CLOUD_TITLES: Sequence[str] = (
    "Cloud BI Ecosystem",
    "Cloud Computing Basics",
    "Cloud data warehouses",
    "Providers: AWS, GCP, Azure",
    "Cloud",
)

CLOUD_TOPIC_GROUPS: Mapping[str, Sequence[str]] = {
    "Cloud foundations": (
        "Cloud Computing Basics",
        "Cloud",
    ),
    "Analytics ecosystem": (
        "Cloud BI Ecosystem",
        "Cloud data warehouses",
    ),
    "Provider landscape": ("Providers: AWS, GCP, Azure",),
}

CLOUD_TOPIC_DESCRIPTIONS: Mapping[str, str] = {
    "Cloud Computing Basics": (
        "Baseline students on elasticity, shared responsibility, and on-demand "
        "pricing so BI teams can evaluate managed services."
    ),
    "Cloud": (
        "Frame cloud operating models and the relationship between regions, "
        "availability zones, and compliance domains."
    ),
    "Cloud BI Ecosystem": (
        "Connect ingestion, warehousing, transformation, and visualization "
        "services into an integrated reference architecture."
    ),
    "Cloud data warehouses": (
        "Compare serverless warehouses and managed clusters for scale, query "
        "performance, and workload isolation."
    ),
    "Providers: AWS, GCP, Azure": (
        "Guide students through evaluating vendor strengths, default tooling, and "
        "partner ecosystems."
    ),
}

CLOUD_COST_CONSIDERATIONS: Mapping[str, str] = {
    "Cloud Computing Basics": "Variable compute and storage pricing favors bursty BI workloads.",
    "Cloud": "Networking egress and compliance guardrails become the dominant cost drivers.",
    "Cloud BI Ecosystem": "Managed services reduce admin labor but require budgeting for integration tiers.",
    "Cloud data warehouses": "Scale-to-zero options curb idle spend while reserved capacity lowers steady-state cost.",
    "Providers: AWS, GCP, Azure": "Marketplace commitments can trade flexibility for discounts across the stack.",
}

PROVIDER_COMPARISON: Mapping[str, Mapping[str, str]] = {
    "AWS": {
        "managed_warehouse": "Amazon Redshift Serverless with RA3 scaling tiers",
        "analytics_services": "QuickSight, Athena, Glue, Lake Formation",
        "orchestration": "Managed Airflow, Step Functions, and event-driven Lambda",
        "pricing_highlight": "Granular per-second billing with savings plans for reserved throughput",
        "notable_integration": "Tight coupling with S3 data lake and security via IAM",
    },
    "GCP": {
        "managed_warehouse": "BigQuery with autoscaling slots and data lake federation",
        "analytics_services": "Looker, Data Studio, Dataflow, Dataproc",
        "orchestration": "Cloud Composer, Workflows, and Cloud Functions",
        "pricing_highlight": "Serverless query pricing plus flat-rate commitments for enterprise teams",
        "notable_integration": "Unified governance through Dataplex and Vertex AI integrations",
    },
    "Azure": {
        "managed_warehouse": "Azure Synapse with serverless SQL pools and dedicated nodes",
        "analytics_services": "Power BI, Azure Data Factory, Databricks",
        "orchestration": "Data Factory pipelines, Logic Apps, and Functions",
        "pricing_highlight": "Hybrid benefits with reserved capacity discounts and spot compute tiers",
        "notable_integration": "Deep integration with Microsoft 365 security and Purview governance",
    },
}


def load_cloud_topics(titles: Sequence[str] = CLOUD_TITLES) -> List[BiTopic]:
    """Return the BI roadmap topics for the cloud and modern data stack lesson."""

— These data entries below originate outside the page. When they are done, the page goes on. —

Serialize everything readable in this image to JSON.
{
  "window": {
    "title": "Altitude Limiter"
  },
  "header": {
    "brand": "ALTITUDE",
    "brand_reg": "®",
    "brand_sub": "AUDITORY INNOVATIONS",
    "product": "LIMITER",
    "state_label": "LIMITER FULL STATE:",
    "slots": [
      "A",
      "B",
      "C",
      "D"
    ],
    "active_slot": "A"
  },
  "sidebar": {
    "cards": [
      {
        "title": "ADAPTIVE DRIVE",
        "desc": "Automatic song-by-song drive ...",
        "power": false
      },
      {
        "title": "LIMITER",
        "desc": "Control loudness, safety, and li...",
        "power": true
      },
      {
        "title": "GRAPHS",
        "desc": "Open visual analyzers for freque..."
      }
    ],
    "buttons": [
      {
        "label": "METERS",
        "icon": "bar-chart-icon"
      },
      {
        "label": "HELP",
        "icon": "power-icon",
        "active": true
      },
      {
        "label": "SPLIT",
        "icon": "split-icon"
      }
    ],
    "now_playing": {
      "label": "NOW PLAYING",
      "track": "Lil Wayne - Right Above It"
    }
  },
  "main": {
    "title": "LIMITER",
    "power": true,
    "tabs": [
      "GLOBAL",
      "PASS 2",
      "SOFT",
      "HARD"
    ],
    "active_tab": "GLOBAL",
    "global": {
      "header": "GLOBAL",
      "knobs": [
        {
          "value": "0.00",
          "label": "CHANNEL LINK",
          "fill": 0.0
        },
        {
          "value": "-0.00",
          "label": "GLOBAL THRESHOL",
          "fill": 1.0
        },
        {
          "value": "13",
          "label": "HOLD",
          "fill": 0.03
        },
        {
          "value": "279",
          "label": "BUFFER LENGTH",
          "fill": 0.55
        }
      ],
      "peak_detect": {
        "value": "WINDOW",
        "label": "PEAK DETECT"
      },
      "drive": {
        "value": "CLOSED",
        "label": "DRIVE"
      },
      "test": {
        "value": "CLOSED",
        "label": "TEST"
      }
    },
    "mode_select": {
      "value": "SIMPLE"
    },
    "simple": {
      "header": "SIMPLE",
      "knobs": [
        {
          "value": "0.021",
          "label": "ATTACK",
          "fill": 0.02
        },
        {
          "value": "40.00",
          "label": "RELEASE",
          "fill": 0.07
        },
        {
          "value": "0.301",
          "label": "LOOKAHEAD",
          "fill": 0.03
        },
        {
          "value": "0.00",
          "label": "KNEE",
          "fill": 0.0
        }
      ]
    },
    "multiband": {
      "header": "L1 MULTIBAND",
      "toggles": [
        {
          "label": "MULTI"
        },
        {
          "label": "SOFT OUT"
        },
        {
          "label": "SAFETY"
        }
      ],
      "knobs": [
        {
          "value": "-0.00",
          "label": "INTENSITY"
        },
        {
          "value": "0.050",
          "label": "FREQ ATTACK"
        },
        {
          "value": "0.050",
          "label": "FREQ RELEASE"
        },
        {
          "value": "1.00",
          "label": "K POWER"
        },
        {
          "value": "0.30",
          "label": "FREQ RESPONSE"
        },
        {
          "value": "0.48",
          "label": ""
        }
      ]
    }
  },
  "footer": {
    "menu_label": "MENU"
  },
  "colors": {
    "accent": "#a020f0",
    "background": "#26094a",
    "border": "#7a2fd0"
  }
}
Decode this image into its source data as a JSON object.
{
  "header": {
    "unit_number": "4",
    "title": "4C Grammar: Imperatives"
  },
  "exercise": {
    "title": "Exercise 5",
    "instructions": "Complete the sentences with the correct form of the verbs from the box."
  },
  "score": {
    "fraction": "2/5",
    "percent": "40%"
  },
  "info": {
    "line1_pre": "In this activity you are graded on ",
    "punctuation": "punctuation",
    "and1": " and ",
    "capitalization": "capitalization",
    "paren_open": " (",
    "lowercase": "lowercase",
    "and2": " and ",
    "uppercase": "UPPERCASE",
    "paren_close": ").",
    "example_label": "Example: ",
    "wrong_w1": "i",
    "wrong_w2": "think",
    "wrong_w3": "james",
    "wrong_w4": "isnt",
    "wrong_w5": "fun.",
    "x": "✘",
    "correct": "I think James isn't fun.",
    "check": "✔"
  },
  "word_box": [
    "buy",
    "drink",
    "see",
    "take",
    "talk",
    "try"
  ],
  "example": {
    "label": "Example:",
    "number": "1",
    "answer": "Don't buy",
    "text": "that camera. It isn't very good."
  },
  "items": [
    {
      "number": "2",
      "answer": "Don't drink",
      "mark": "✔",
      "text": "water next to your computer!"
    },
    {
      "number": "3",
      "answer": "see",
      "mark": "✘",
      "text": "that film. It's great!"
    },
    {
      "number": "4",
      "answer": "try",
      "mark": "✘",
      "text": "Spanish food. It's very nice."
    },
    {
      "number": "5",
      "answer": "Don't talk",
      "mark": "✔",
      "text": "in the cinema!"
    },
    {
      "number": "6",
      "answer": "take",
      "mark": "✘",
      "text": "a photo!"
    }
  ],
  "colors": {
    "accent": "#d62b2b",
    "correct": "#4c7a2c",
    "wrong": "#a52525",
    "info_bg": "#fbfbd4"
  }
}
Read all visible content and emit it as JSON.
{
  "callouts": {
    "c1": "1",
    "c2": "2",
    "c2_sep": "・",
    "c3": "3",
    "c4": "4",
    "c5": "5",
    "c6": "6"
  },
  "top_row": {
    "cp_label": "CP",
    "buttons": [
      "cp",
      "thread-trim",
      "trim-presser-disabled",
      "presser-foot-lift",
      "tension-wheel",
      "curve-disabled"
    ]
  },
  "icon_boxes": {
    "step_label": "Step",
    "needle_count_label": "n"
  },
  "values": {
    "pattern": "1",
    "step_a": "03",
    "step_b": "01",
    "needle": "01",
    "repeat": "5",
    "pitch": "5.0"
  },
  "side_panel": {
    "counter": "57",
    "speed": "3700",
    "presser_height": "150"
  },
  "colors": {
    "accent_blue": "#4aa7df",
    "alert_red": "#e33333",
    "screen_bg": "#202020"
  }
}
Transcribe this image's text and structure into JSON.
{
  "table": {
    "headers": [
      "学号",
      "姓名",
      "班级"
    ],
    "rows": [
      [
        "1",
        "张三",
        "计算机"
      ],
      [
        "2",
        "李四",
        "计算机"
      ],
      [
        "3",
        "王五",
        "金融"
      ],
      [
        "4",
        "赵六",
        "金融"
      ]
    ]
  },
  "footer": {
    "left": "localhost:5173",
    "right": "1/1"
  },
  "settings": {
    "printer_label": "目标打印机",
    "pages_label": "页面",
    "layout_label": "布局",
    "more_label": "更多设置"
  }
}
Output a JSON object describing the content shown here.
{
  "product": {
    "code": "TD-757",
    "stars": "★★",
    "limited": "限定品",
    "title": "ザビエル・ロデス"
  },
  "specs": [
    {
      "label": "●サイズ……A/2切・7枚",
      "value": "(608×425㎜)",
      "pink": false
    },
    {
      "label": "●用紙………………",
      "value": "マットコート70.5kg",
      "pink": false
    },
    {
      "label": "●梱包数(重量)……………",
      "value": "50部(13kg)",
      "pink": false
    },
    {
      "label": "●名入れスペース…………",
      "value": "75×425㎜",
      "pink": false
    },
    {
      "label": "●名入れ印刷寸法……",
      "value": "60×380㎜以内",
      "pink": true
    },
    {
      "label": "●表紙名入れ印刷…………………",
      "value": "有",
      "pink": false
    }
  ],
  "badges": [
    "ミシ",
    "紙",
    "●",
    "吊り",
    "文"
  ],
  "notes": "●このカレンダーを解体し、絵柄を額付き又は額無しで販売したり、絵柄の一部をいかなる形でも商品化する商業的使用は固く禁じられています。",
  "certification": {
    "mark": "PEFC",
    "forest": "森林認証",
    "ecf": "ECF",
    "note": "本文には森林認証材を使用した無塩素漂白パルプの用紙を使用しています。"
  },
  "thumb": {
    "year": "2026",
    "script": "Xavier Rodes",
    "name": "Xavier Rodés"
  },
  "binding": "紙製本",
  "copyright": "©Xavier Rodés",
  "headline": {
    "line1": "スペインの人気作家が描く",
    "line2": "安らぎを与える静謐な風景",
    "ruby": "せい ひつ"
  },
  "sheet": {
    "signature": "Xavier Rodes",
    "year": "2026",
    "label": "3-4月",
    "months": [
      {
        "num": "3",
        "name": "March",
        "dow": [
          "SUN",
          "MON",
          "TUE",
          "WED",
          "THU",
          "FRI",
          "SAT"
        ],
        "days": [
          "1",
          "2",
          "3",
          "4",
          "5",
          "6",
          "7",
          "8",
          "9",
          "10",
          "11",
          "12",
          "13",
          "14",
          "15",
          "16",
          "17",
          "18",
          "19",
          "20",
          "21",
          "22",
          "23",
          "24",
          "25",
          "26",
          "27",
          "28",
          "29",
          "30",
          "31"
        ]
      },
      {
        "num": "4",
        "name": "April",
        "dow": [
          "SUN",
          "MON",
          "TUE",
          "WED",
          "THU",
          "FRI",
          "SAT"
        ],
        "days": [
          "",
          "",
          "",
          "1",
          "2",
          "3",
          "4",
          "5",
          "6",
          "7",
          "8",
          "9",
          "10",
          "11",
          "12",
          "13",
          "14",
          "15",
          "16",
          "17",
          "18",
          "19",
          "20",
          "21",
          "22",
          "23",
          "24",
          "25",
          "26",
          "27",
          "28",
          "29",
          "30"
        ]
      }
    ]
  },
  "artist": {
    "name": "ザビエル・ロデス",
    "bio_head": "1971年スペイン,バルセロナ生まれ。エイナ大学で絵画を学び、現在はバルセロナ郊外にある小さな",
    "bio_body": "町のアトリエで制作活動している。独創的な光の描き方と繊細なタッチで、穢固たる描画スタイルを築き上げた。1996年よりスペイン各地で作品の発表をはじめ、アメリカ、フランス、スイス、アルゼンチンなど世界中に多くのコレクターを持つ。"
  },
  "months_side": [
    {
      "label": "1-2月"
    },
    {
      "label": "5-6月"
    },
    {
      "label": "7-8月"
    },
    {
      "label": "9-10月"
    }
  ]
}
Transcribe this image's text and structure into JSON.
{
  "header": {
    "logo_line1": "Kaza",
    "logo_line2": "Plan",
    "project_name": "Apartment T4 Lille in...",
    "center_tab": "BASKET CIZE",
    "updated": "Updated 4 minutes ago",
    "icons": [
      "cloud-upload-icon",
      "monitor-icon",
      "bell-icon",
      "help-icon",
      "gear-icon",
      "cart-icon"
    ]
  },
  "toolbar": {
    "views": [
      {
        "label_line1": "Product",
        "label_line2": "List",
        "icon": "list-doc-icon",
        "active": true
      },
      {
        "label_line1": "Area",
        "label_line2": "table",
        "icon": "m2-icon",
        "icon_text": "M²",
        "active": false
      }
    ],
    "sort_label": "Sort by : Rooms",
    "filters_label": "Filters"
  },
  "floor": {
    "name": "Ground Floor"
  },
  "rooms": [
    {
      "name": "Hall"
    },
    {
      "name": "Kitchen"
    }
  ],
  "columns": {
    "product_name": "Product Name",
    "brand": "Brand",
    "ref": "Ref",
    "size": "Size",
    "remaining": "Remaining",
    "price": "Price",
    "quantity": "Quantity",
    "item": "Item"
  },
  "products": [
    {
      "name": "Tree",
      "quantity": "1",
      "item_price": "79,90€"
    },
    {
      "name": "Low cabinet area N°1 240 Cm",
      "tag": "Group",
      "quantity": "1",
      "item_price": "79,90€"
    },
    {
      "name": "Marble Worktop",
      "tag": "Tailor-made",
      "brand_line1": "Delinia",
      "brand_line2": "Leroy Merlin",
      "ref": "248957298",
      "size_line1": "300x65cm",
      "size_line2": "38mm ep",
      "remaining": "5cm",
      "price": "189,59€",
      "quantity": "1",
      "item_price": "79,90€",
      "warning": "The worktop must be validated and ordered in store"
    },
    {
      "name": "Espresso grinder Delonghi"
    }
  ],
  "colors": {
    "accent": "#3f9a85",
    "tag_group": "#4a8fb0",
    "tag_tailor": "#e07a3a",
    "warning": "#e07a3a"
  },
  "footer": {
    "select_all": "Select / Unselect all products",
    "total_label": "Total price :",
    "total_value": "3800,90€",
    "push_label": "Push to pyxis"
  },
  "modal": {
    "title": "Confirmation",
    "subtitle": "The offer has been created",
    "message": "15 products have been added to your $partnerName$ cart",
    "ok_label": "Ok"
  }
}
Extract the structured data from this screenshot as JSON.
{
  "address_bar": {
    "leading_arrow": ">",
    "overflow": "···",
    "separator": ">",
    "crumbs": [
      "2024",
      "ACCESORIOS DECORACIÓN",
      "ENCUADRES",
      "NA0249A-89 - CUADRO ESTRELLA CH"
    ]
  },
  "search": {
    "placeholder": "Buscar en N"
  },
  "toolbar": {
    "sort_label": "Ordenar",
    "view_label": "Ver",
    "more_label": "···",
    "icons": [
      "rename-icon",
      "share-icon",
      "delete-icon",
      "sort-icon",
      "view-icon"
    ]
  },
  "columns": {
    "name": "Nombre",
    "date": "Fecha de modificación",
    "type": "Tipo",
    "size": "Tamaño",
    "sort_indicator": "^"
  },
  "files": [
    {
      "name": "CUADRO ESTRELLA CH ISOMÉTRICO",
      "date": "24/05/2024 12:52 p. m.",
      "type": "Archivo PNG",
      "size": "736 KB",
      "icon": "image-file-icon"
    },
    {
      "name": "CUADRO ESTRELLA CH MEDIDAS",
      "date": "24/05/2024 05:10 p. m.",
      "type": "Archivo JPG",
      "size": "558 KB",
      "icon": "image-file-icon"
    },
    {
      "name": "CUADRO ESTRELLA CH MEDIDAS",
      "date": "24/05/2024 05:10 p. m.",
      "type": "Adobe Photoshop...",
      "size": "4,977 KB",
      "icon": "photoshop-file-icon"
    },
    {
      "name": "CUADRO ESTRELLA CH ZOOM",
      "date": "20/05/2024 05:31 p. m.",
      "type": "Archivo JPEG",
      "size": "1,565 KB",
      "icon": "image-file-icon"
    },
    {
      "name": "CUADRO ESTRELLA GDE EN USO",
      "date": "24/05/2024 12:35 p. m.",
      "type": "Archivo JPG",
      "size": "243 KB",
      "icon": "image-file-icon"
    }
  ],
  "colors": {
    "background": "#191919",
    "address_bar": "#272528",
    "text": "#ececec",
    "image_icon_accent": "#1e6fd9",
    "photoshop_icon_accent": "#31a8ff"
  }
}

    return list(topics_by_titles(titles))


def group_cloud_topics(
    groups: Mapping[str, Sequence[str]] = CLOUD_TOPIC_GROUPS,
) -> Dict[str, List[BiTopic]]:
    """Return grouped cloud topics covering foundations, ecosystem, and providers."""

    return {
        section: topics for section, topics in group_topics_by_titles(groups).items()
    }


def build_cloud_topic_dataframe(
    *,
    groups: Mapping[str, Sequence[str]] = CLOUD_TOPIC_GROUPS,
    descriptions: Mapping[str, str] = CLOUD_TOPIC_DESCRIPTIONS,
    cost_notes: Mapping[str, str] = CLOUD_COST_CONSIDERATIONS,
) -> pd.DataFrame:
    """Create a dataframe summarizing lesson sections, descriptions, and trade-offs."""

    grouped = group_cloud_topics(groups=groups)
    records: list[dict[str, str]] = []
    for section, topics in grouped.items():
        for topic in topics:
            records.append(
                {
                    "section": section,
                    "title": topic.title,
                    "description": descriptions.get(topic.title, ""),
                    "cost_trade_off": cost_notes.get(topic.title, ""),
                }
            )
    return pd.DataFrame(
        records,
        columns=["section", "title", "description", "cost_trade_off"],
    )


def build_provider_comparison_frame(
    comparisons: Mapping[str, Mapping[str, str]] = PROVIDER_COMPARISON,
) -> pd.DataFrame:
    """Return a provider feature matrix for AWS, GCP, and Azure offerings."""

    rows: list[dict[str, str]] = []
    columns = [
        "provider",
        "managed_warehouse",
        "analytics_services",
        "orchestration",
        "pricing_highlight",
        "notable_integration",
    ]
    for provider, features in comparisons.items():
        row = {"provider": provider}
        row.update(features)
        rows.append(row)
    frame = pd.DataFrame(rows, columns=columns)
    return frame.sort_values("provider").reset_index(drop=True)


__all__ = [
    "CLOUD_TITLES",
    "build_cloud_topic_dataframe",
    "build_provider_comparison_frame",
    "group_cloud_topics",
    "load_cloud_topics",
]